Sumber: @JakartaVintage

Foto:  Imatakubesar


Pagi ini saya membaca dongeng di rubrik Nusantara Bertutur, judulnya “Hutan Donoloyo” karya Fransiska Rina Miliansi.  Isinya bagus, tentang warga yang terbuai oleh seorang laki-laki kota yang berani membeli pohon dengan bayaran yang mahal.  Sampai tak disadari hutan itu gundul dan saat musim kemarau tiba, mereka kurangan air.  Air sumur tak keluar dan udara terasa sangat panas.  Padahal selama ini mereka tidak pernah kekurangan air.  Sampai akhirnya disadari keputusan mereka menjual pepohonan adalah sebuah bentuk kesarakahan yang bisa merugikan diri mereka sendiri.  Akhirnya, penduduk Donoloyo menanam kembali hutan gundulnya.

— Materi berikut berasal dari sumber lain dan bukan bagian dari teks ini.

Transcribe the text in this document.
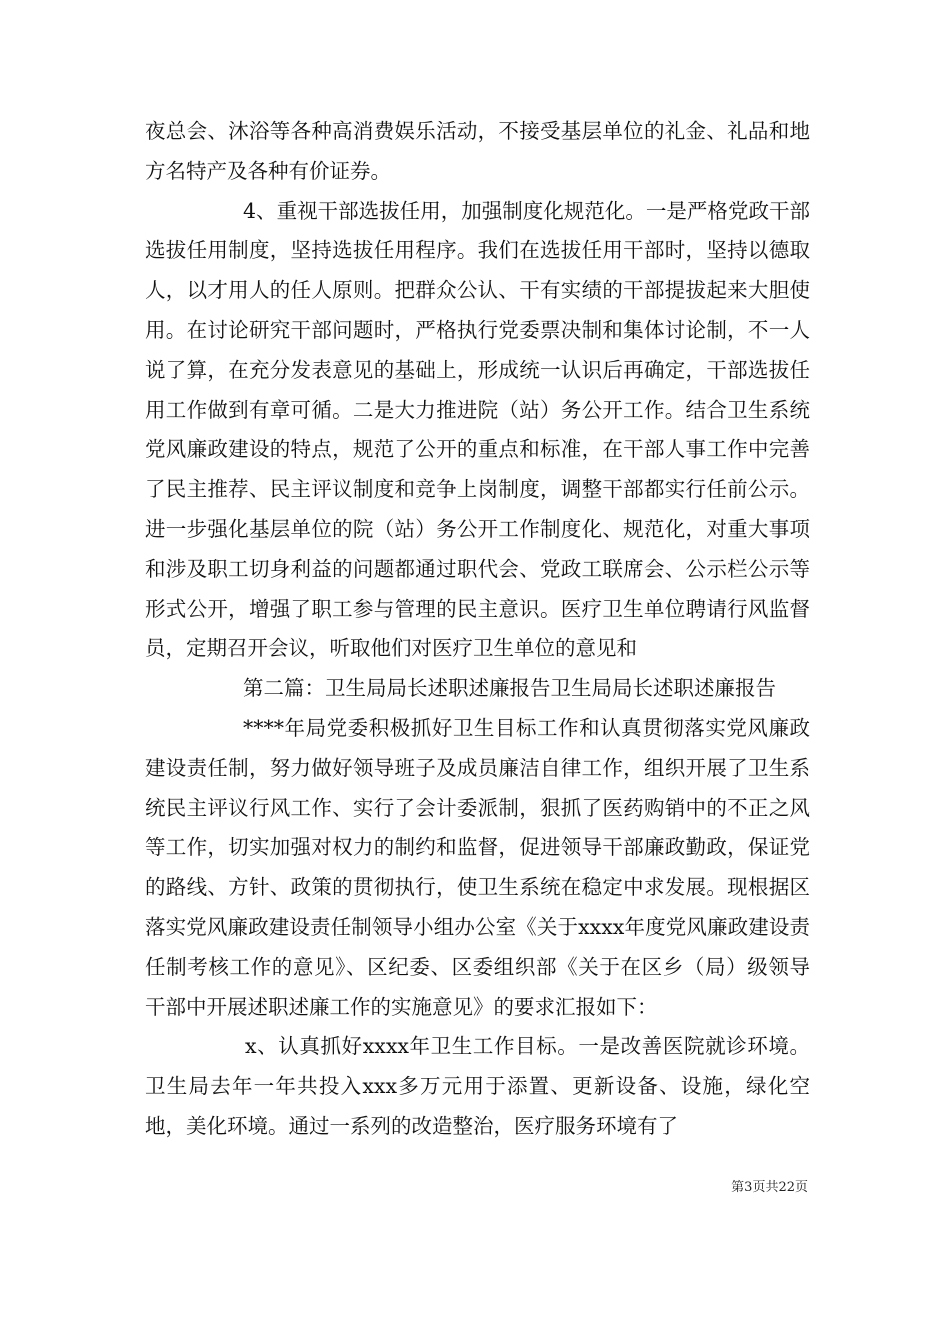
夜总会、沐浴等各种高消费娱乐活动，不接受基层单位的礼金、礼品和地方名特产及各种有价证券。

4、重视干部选拔任用，加强制度化规范化。一是严格党政干部选拔任用制度，坚持选拔任用程序。我们在选拔任用干部时，坚持以德取人，以才用人的任人原则。把群众公认、干有实绩的干部提拔起来大胆使用。在讨论研究干部问题时，严格执行党委票决制和集体讨论制，不一人说了算，在充分发表意见的基础上，形成统一认识后再确定，干部选拔任用工作做到有章可循。二是大力推进院（站）务公开工作。结合卫生系统党风廉政建设的特点，规范了公开的重点和标准，在干部人事工作中完善了民主推荐、民主评议制度和竞争上岗制度，调整干部都实行任前公示。进一步强化基层单位的院（站）务公开工作制度化、规范化，对重大事项和涉及职工切身利益的问题都通过职代会、党政工联席会、公示栏公示等形式公开，增强了职工参与管理的民主意识。医疗卫生单位聘请行风监督员，定期召开会议，听取他们对医疗卫生单位的意见和

第二篇：卫生局局长述职述廉报告卫生局局长述职述廉报告

****年局党委积极抓好卫生目标工作和认真贯彻落实党风廉政建设责任制，努力做好领导班子及成员廉洁自律工作，组织开展了卫生系统民主评议行风工作、实行了会计委派制，狠抓了医药购销中的不正之风等工作，切实加强对权力的制约和监督，促进领导干部廉政勤政，保证党的路线、方针、政策的贯彻执行，使卫生系统在稳定中求发展。现根据区落实党风廉政建设责任制领导小组办公室《关于xxxx年度党风廉政建设责任制考核工作的意见》、区纪委、区委组织部《关于在区乡（局）级领导干部中开展述职述廉工作的实施意见》的要求汇报如下：

x、认真抓好xxxx年卫生工作目标。一是改善医院就诊环境。卫生局去年一年共投入xxx多万元用于添置、更新设备、设施，绿化空地，美化环境。通过一系列的改造整治，医疗服务环境有了

第3页共22页
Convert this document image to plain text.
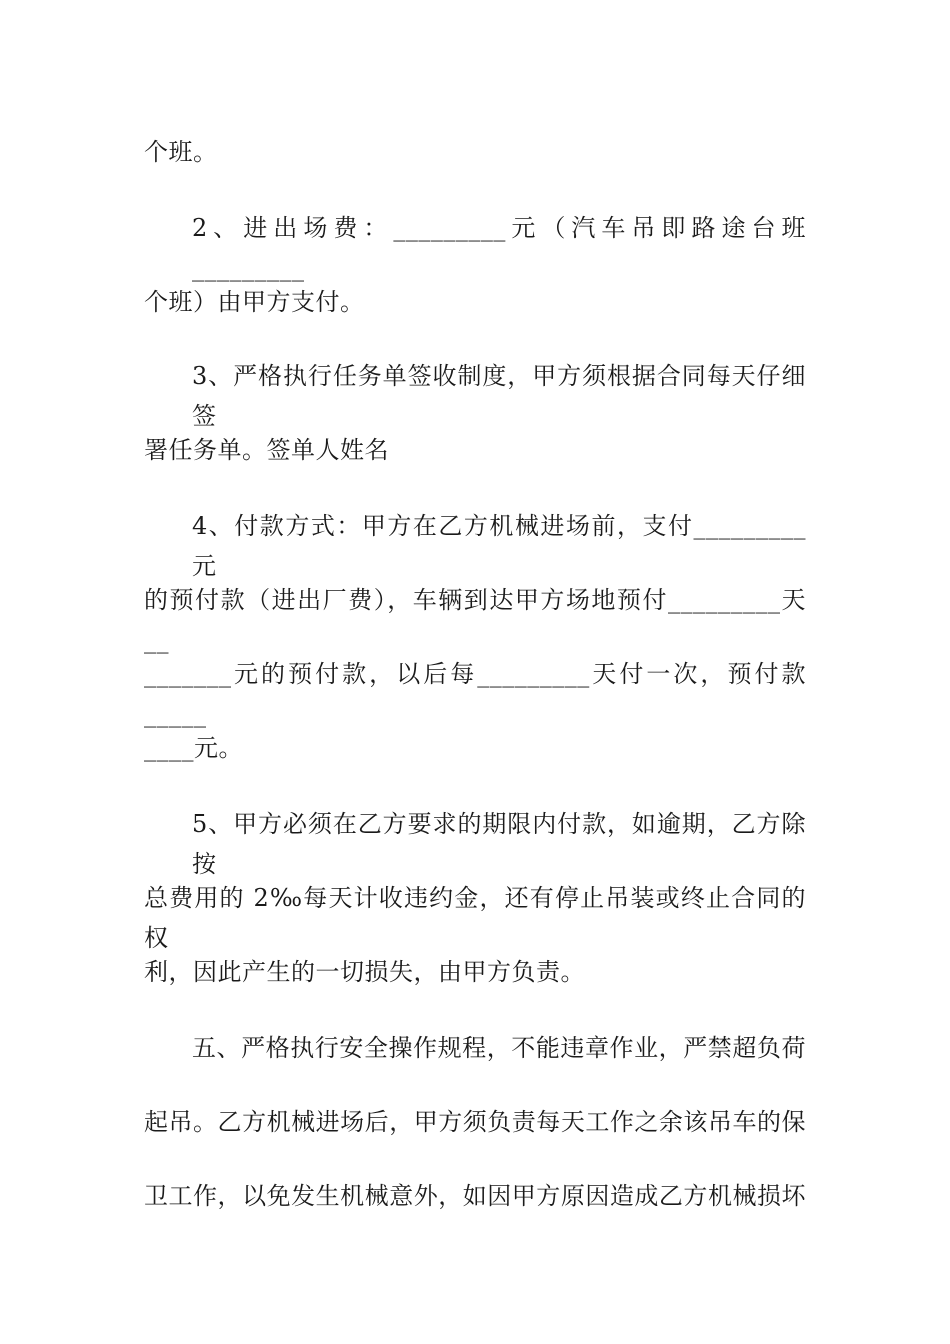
个班。
2、进出场费：_________元（汽车吊即路途台班_________
个班）由甲方支付。
3、严格执行任务单签收制度，甲方须根据合同每天仔细签
署任务单。签单人姓名
4、付款方式：甲方在乙方机械进场前，支付_________元
的预付款（进出厂费），车辆到达甲方场地预付_________天__
_______元的预付款，以后每_________天付一次，预付款_____
____元。
5、甲方必须在乙方要求的期限内付款，如逾期，乙方除按
总费用的 2‰每天计收违约金，还有停止吊装或终止合同的权
利，因此产生的一切损失，由甲方负责。
五、严格执行安全操作规程，不能违章作业，严禁超负荷
起吊。乙方机械进场后，甲方须负责每天工作之余该吊车的保
卫工作，以免发生机械意外，如因甲方原因造成乙方机械损坏
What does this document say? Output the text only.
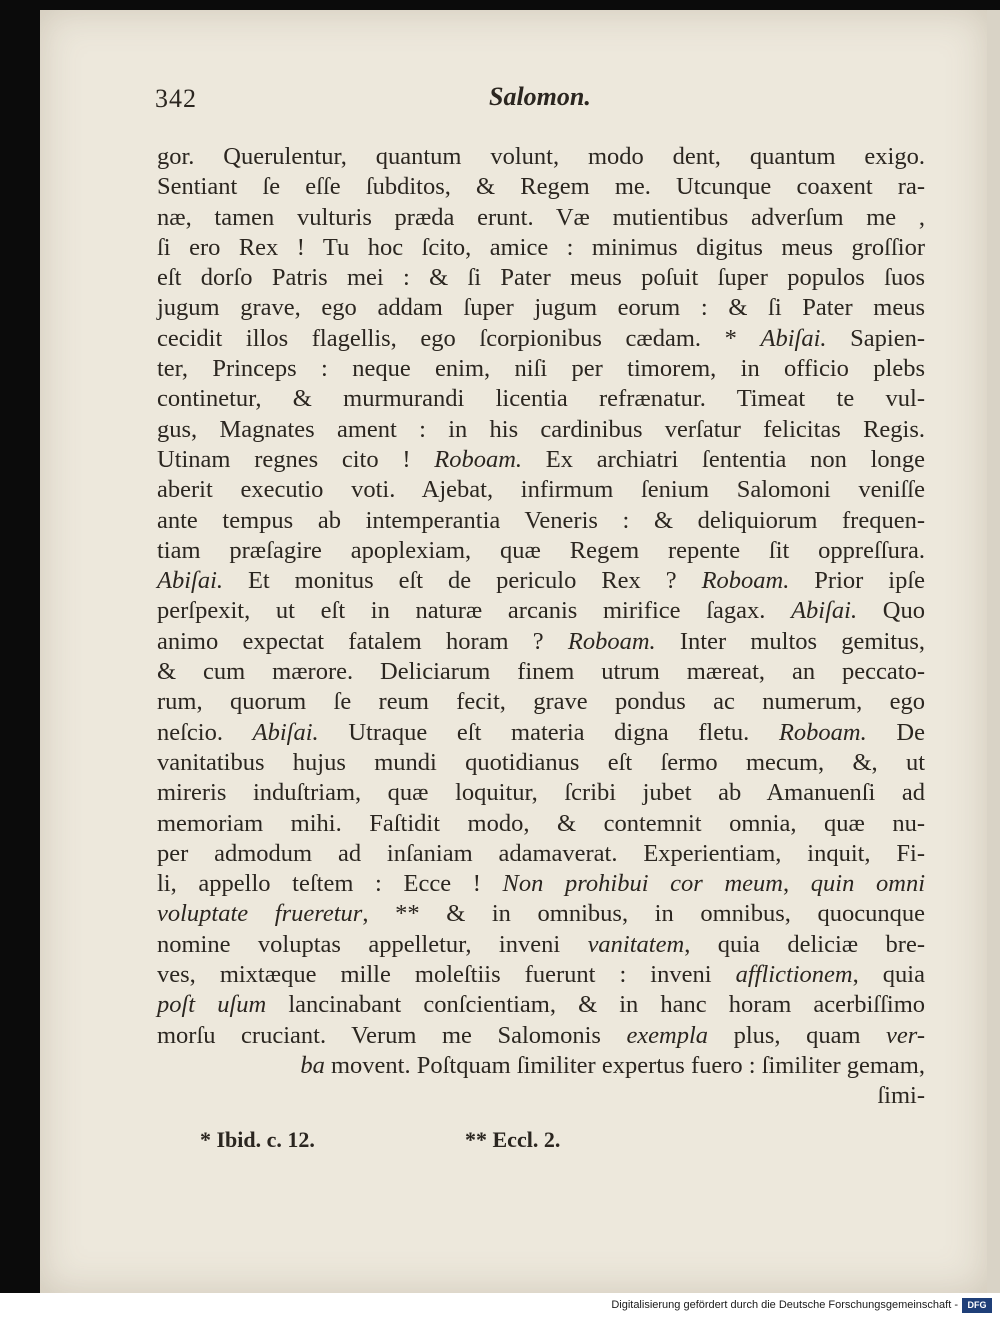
342	Salomon.
gor. Querulentur, quantum volunt, modo dent, quantum exigo.
Sentiant ſe eſſe ſubditos, & Regem me. Utcunque coaxent ra-
næ, tamen vulturis præda erunt. Væ mutientibus adverſum me ,
ſi ero Rex ! Tu hoc ſcito, amice : minimus digitus meus groſſior
eſt dorſo Patris mei : & ſi Pater meus poſuit ſuper populos ſuos
jugum grave, ego addam ſuper jugum eorum : & ſi Pater meus
cecidit illos flagellis, ego ſcorpionibus cædam. * Abiſai. Sapien-
ter, Princeps : neque enim, niſi per timorem, in officio plebs
continetur, & murmurandi licentia refrænatur. Timeat te vul-
gus, Magnates ament : in his cardinibus verſatur felicitas Regis.
Utinam regnes cito ! Roboam. Ex archiatri ſententia non longe
aberit executio voti. Ajebat, infirmum ſenium Salomoni veniſſe
ante tempus ab intemperantia Veneris : & deliquiorum frequen-
tiam præſagire apoplexiam, quæ Regem repente ſit oppreſſura.
Abiſai. Et monitus eſt de periculo Rex ? Roboam. Prior ipſe
perſpexit, ut eſt in naturæ arcanis mirifice ſagax. Abiſai. Quo
animo expectat fatalem horam ? Roboam. Inter multos gemitus,
& cum mærore. Deliciarum finem utrum mæreat, an peccato-
rum, quorum ſe reum fecit, grave pondus ac numerum, ego
neſcio. Abiſai. Utraque eſt materia digna fletu. Roboam. De
vanitatibus hujus mundi quotidianus eſt ſermo mecum, &, ut
mireris induſtriam, quæ loquitur, ſcribi jubet ab Amanuenſi ad
memoriam mihi. Faſtidit modo, & contemnit omnia, quæ nu-
per admodum ad inſaniam adamaverat. Experientiam, inquit, Fi-
li, appello teſtem : Ecce ! Non prohibui cor meum, quin omni
voluptate frueretur, ** & in omnibus, in omnibus, quocunque
nomine voluptas appelletur, inveni vanitatem, quia deliciæ bre-
ves, mixtæque mille moleſtiis fuerunt : inveni afflictionem, quia
poſt uſum lancinabant conſcientiam, & in hanc horam acerbiſſimo
morſu cruciant. Verum me Salomonis exempla plus, quam ver-
ba movent. Poſtquam ſimiliter expertus fuero : ſimiliter gemam,
ſimi-
* Ibid. c. 12.	** Eccl. 2.
Digitalisierung gefördert durch die Deutsche Forschungsgemeinschaft -	DFG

Dikaitkan dengan kondisi alam yang sudah berlangsung lama seolah tidak ada solusi.  Dari banjir, kekeringan, longsor terajadi di kondisi alam tropis.  Alam yang mestinya stabil.  Banjir di Jakarta seolah sudah biasa dan dianggap reaksi alam saja.  Padahal kalau mau mengkoreksi diri sediri, kepemimpinananya, bisa jadi bencana terjadi karena kurangnya penyerapan pohon, selokan-selokan tidak terawat, bangunan yang semakin padat dan tata ruang tak terkontrol.  Seolah pembangunan hanya terpusat pada pembangunan fisik yang menghasilkan keuntungan materi seperti mall, apartemen, perumahan, dll.  Pembangunan yang menyeimbangkan alamnya diabaikan, dianggap hal yang klise, tidak menarik dan tidak memberi keuntungan. 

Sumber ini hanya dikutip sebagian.